Tra le altre opere abbiamo il Plataico, scritto idealmente per essere letto nell'assemblea ateniese dopo la distruzione di Platea da parte dei Tebani nel 373 a.C. e Sulla pace (355 a.C.), a sostegno dell'antico tribunale ateniese dell'Areopago.
Tra le orazione epidittiche (dimostrative di una tesi) due vogliono costituire dei modelli di encomi: "Elogio di Elena", difesa della moglie infedele di Menelao, e "Busiride", per un mitico re egiziano crudelissimo.

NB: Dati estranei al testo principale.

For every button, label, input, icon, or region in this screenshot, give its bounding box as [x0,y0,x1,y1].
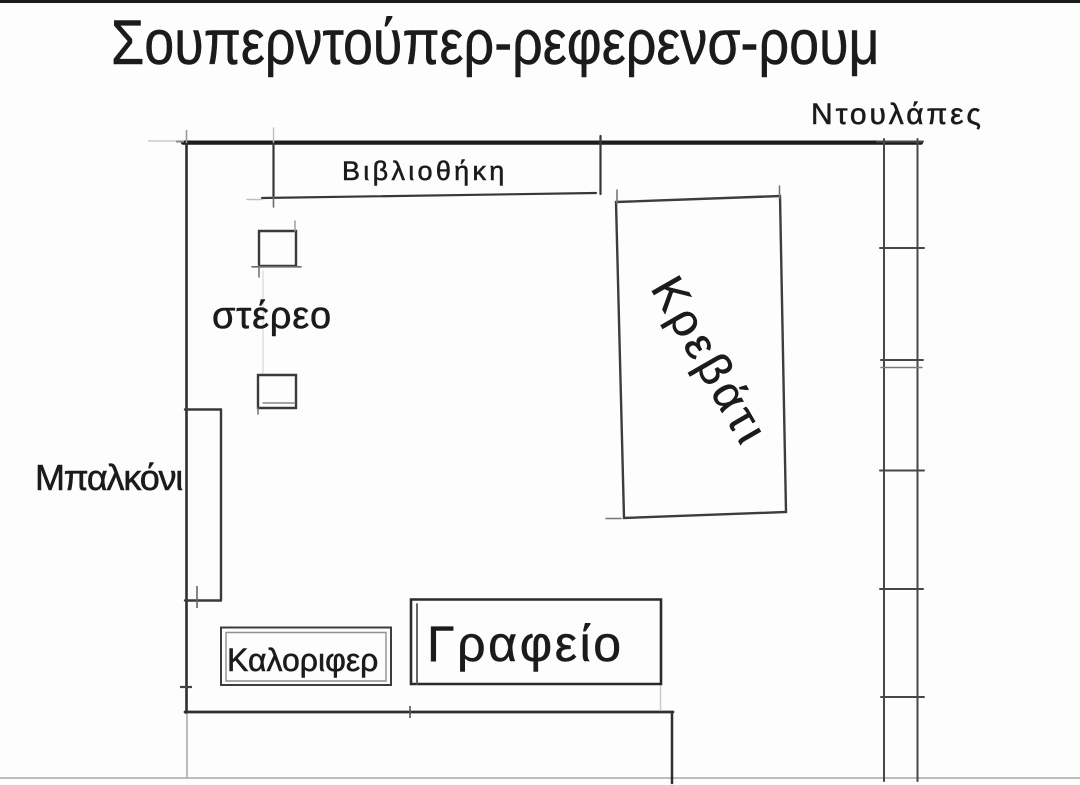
svg-text:Σουπερντούπερ-ρεφερενσ-ρουμ: Σουπερντούπερ-ρεφερενσ-ρουμ [111,8,880,78]
svg-text:Γραφείο: Γραφείο [427,616,624,672]
svg-text:Βιβλιοθήκη: Βιβλιοθήκη [342,156,508,186]
svg-text:Ντουλάπες: Ντουλάπες [811,98,984,131]
svg-text:στέρεο: στέρεο [212,295,332,337]
svg-text:Καλοριφερ: Καλοριφερ [227,642,378,678]
svg-text:Μπαλκόνι: Μπαλκόνι [35,457,182,498]
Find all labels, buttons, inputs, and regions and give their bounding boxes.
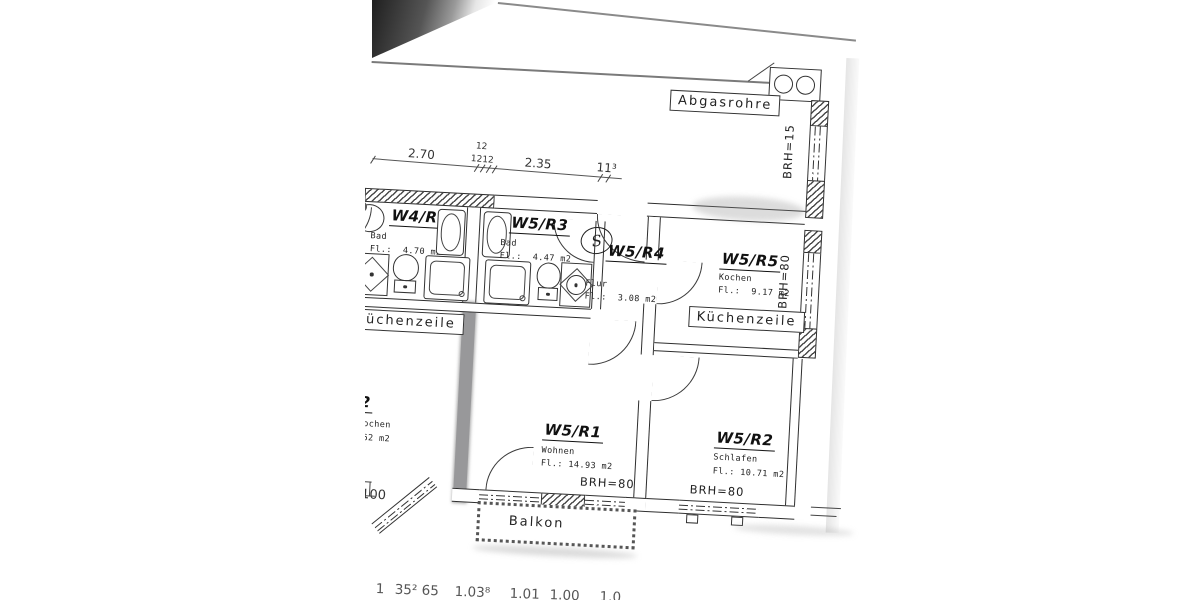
wall-right-hatched [810, 100, 829, 127]
building-top-wall-line [372, 61, 772, 84]
pipe-circle [774, 74, 794, 94]
bathtub-symbol [436, 209, 466, 256]
door-arc-wohnen [588, 319, 636, 367]
wall-line-right [811, 507, 841, 510]
dim-tick [605, 175, 611, 183]
dim-value: 12 [475, 141, 487, 152]
dim-tick [492, 165, 498, 173]
window-brh15 [807, 126, 828, 181]
wall-right-hatched [805, 180, 825, 219]
dim-value: 11³ [596, 160, 617, 176]
room-code-w5r4: W5/R4 [606, 242, 668, 265]
wall-schlafen-east [785, 358, 803, 507]
pipe-circle [796, 75, 816, 95]
kuechenzeile-label-left: Küchenzeile [365, 308, 464, 335]
washstand-symbol [365, 252, 390, 296]
dim-value: 1212 [470, 154, 494, 166]
wall-right-hatched [803, 230, 822, 254]
room-type-w5r4: Flur [585, 278, 608, 289]
dim-value: 1.03⁸ [454, 584, 490, 600]
kuechenzeile-label-right: Küchenzeile [688, 306, 805, 333]
floorplan-rotated-group: Abgasrohre 2.70 12 1212 2.35 11³ [365, 55, 891, 600]
wall-diagonal-neighbor [371, 477, 437, 534]
wall-top [494, 195, 598, 214]
door-arc-kochen [656, 260, 702, 306]
wall-schlafen-south [758, 504, 795, 520]
room-type-w5r5: Kochen [719, 272, 753, 284]
room-type-w5r3: Bad [500, 238, 517, 249]
shower-symbol [483, 259, 531, 305]
dim-value: 1 [375, 581, 384, 597]
window-label-brh80-side: BRH=80 [775, 245, 792, 310]
wall-top-hatched [365, 188, 495, 209]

Si hanno, infine, le esortazioni "A Nicocle", re di Salamina, il discorso "Ad Archidamo" e l'elogio funebre del re Evagora.
Lettere
Ad Isocrate sono attribuite anche alcune lettere, indirizzate a vari sovrani.
Stile
Isocrate ha il grande merito di aver perfezionato la prosa greca, elaborando uno stile che fu modello per tutti gli scrittori seguenti, non solo greci ma anche romani. Alla sua base è il periodo costruito con ampiezza e con armonia di tutti gli elementi che lo compongono, intorno al concetto e alla proposizione principale. Difetto capitale di un simile modo di procedere è però la sua artificiosità e il senso di sazietà che genera nel lettore.
L'oratore, in ogni modo, nelle sue orazioni è limpido ed i suoi ampi periodi hanno una grazia piacevole, anche se talvolta si nota il lungo studio per la ricerca di un'armonia complessa; ma questa è varia e mai monotona. Dobbiamo, però, distinguere le vere orazioni dai lavori che si possono definire opuscoli o retorici o morali o di propaganda politica. Per definire le prime ci serviamo di un'immagine di Cicerone: "la scherma con i bastoni", cioè esercitazioni eleganti, ma prive della forza e del coraggio di chi si lancia armato nella mischia. I secondi non hanno più niente di eloquenza e dobbiamo giudicarli come i nostri "saggi".
Complessivamente la prosa di Isocrate ci diletta per la sua squisita fattura, anche se non sempre questa fornisce agli argomenti tanto calore da convincere e possedere.